There is the ability to have only unlistened episodes loaded on the Zune, which is a nice touch.
Finally, if you listen to a podcast and then sync the Zune, the PC software doesn’t know where you last stopped listening. If you’ve listened to 37 minutes of a Dot Net Rocks episode and you want to continue it through your PC, you get to start at the beginning and try to find the location. ITunes doesn’t force this on you.
Xbox 360 Playback
You can feed your media from the Zune software to your Xbox 360 over the network. The 360 easily discovers the media on the PC, and lists it in the standard 360 interface (workable, but not great – playlists are your friend!). However, when you try to play the music, currently most of it comes up as not playable. This is not due to the music format, but rather apparently the last update to the 360 broke this feature. I’m surprised that there hasn’t been a fix yet. Plugging the Zune into the 360 worked perfectly, and there’s nothing like blasting fast and loud music while getting your ass kicked in Halo 3 by a bunch of 12 year olds.
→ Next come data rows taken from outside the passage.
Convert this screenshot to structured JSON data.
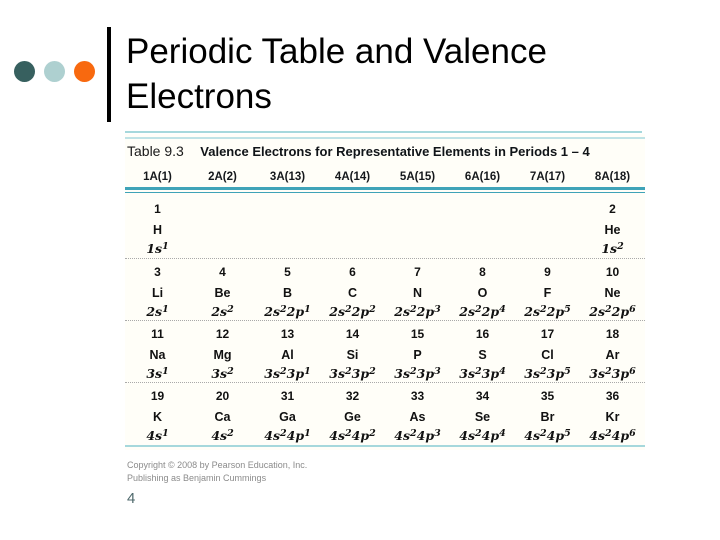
{
  "slide": {
    "title_lines": [
      "Periodic Table and Valence",
      "Electrons"
    ]
  },
  "figure": {
    "caption_label": "Table 9.3",
    "caption_title": "Valence Electrons for Representative Elements in Periods 1 – 4",
    "column_headers": [
      "1A(1)",
      "2A(2)",
      "3A(13)",
      "4A(14)",
      "5A(15)",
      "6A(16)",
      "7A(17)",
      "8A(18)"
    ],
    "periods": [
      {
        "period": "1",
        "cells": [
          {
            "number": "1",
            "symbol": "H",
            "config": "1s¹"
          },
          null,
          null,
          null,
          null,
          null,
          null,
          {
            "number": "2",
            "symbol": "He",
            "config": "1s²"
          }
        ]
      },
      {
        "period": "2",
        "cells": [
          {
            "number": "3",
            "symbol": "Li",
            "config": "2s¹"
          },
          {
            "number": "4",
            "symbol": "Be",
            "config": "2s²"
          },
          {
            "number": "5",
            "symbol": "B",
            "config": "2s²2p¹"
          },
          {
            "number": "6",
            "symbol": "C",
            "config": "2s²2p²"
          },
          {
            "number": "7",
            "symbol": "N",
            "config": "2s²2p³"
          },
          {
            "number": "8",
            "symbol": "O",
            "config": "2s²2p⁴"
          },
          {
            "number": "9",
            "symbol": "F",
            "config": "2s²2p⁵"
          },
          {
            "number": "10",
            "symbol": "Ne",
            "config": "2s²2p⁶"
          }
        ]
      },
      {
        "period": "3",
        "cells": [
          {
            "number": "11",
            "symbol": "Na",
            "config": "3s¹"
          },
          {
            "number": "12",
            "symbol": "Mg",
            "config": "3s²"
          },
          {
            "number": "13",
            "symbol": "Al",
            "config": "3s²3p¹"
          },
          {
            "number": "14",
            "symbol": "Si",
            "config": "3s²3p²"
          },
          {
            "number": "15",
            "symbol": "P",
            "config": "3s²3p³"
          },
          {
            "number": "16",
            "symbol": "S",
            "config": "3s²3p⁴"
          },
          {
            "number": "17",
            "symbol": "Cl",
            "config": "3s²3p⁵"
          },
          {
            "number": "18",
            "symbol": "Ar",
            "config": "3s²3p⁶"
          }
        ]
      },
      {
        "period": "4",
        "cells": [
          {
            "number": "19",
            "symbol": "K",
            "config": "4s¹"
          },
          {
            "number": "20",
            "symbol": "Ca",
            "config": "4s²"
          },
          {
            "number": "31",
            "symbol": "Ga",
            "config": "4s²4p¹"
          },
          {
            "number": "32",
            "symbol": "Ge",
            "config": "4s²4p²"
          },
          {
            "number": "33",
            "symbol": "As",
            "config": "4s²4p³"
          },
          {
            "number": "34",
            "symbol": "Se",
            "config": "4s²4p⁴"
          },
          {
            "number": "35",
            "symbol": "Br",
            "config": "4s²4p⁵"
          },
          {
            "number": "36",
            "symbol": "Kr",
            "config": "4s²4p⁶"
          }
        ]
      }
    ]
  },
  "footer": {
    "copyright_line1": "Copyright © 2008 by Pearson Education, Inc.",
    "copyright_line2": "Publishing as Benjamin Cummings",
    "page_number": "4"
  },
  "colors": {
    "bullet_dark_teal": "#37605f",
    "bullet_light_blue": "#aed0d0",
    "bullet_orange": "#f8690f",
    "header_rule_teal": "#3fa3b8",
    "light_rule_teal": "#a6d8dc",
    "figure_background": "#fffef8"
  }
}
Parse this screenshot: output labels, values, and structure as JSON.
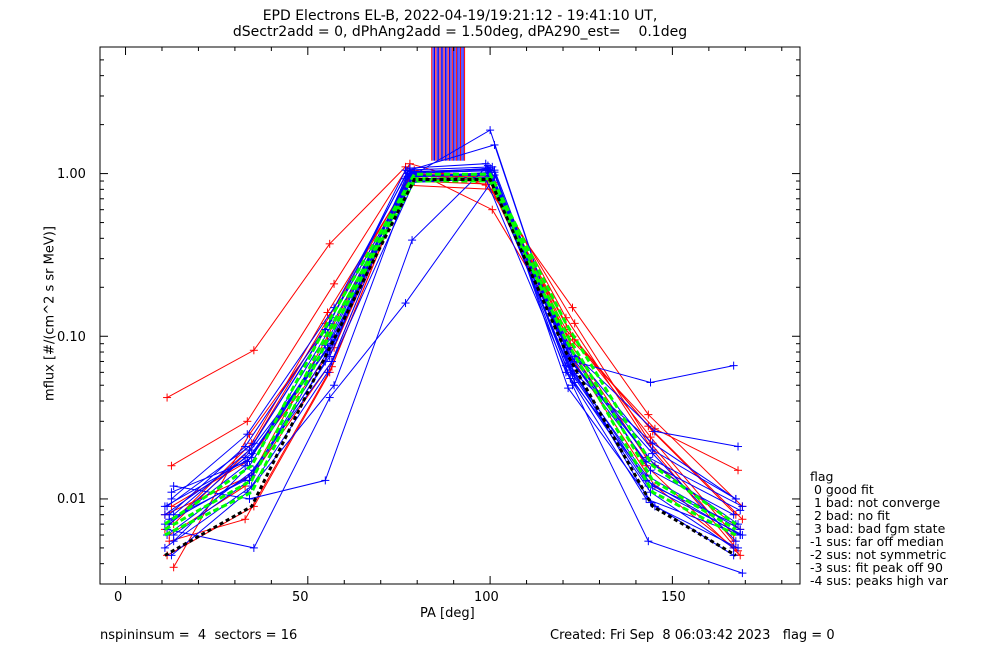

The Windows client software
Well, overall, it looks pretty nice. However, as is to be expected with media software, there are UI problems. Why everyone that creates media player software feels the need to make it not conform to the platform standards, I’ll never know. Why Microsoft insists on doing this is well beyond me. Let’s take a look at a few examples, shall we?
First of all, take a look at this screenshot (taken with the software in Now Playing mode) and tell me where the close button is on the Zune player window:
It looks easy to find, right? Top right corner…. Nope. Look just below the X that you think is the close button, and you’ll find a very faint set of minimize, maximize and close buttons. Those are the Zune players buttons, not the ones you can actually see. This is a real screenshot, not doctored in any way. This is why several times when I’ve gone to close the program, I’ve closed the one behind it instead.
Now, let’s find the Now Playing playlist:
Feel free to zune, er, zoom in to find it. Give up? It’s the little bar graph to the right of the fast forward button in the bottom right corner of the window. You know, the one that would mean "equalizer" in every other context. Yeah, that’s intuitive. I had to freakin’ Google for that one (yeah, that’s right Googlawyers, I verb’d your company, come and get me). Oh yeah, don’t look for the equalizer, they removed it from this version – but I don’t miss it because I never use it anyway.
Third Party Support
When connecting our iPods to our cars, we use the Belkin adapter that includes an amp in it so that you don’t have to crank the volume of the iPod in order to have an easy to hear connection. No such thing appears to exist for the Zune (yet), so you have to crank the volume of the Zune to 20 (10? 11? For losers! 20 is the new 10!) and turn up the volume on your car stereo to hear it loudly enough to have the windows open while driving. Also, without a device like this, I need to remember to pause the Zune when I turn the car off – with the Belkin adapter, the iPod pauses automatically.
Summary
Overall, the unit itself is very nice. It feels good in the hand and the screen is wonderful. The matt aluminum back on the device doesn’t scratch (easily) and attract fingerprints instantly like the iPod does. My Zune is about 3 weeks old now and there are no scratches on the back. Most iPods without cases pick up scratches in the first 30 nanoseconds outside of their packaging. The Zune software is okay, but the UI misfires mentioned above are really baffling. Finally, the podcast situation is still not ideal. Sometimes less is more and in this case, MS could have done a lot less work and made the podcast subsystem work better. If you are looking for a media player and aren’t married to an iPod yet, give the (new) Zune a try.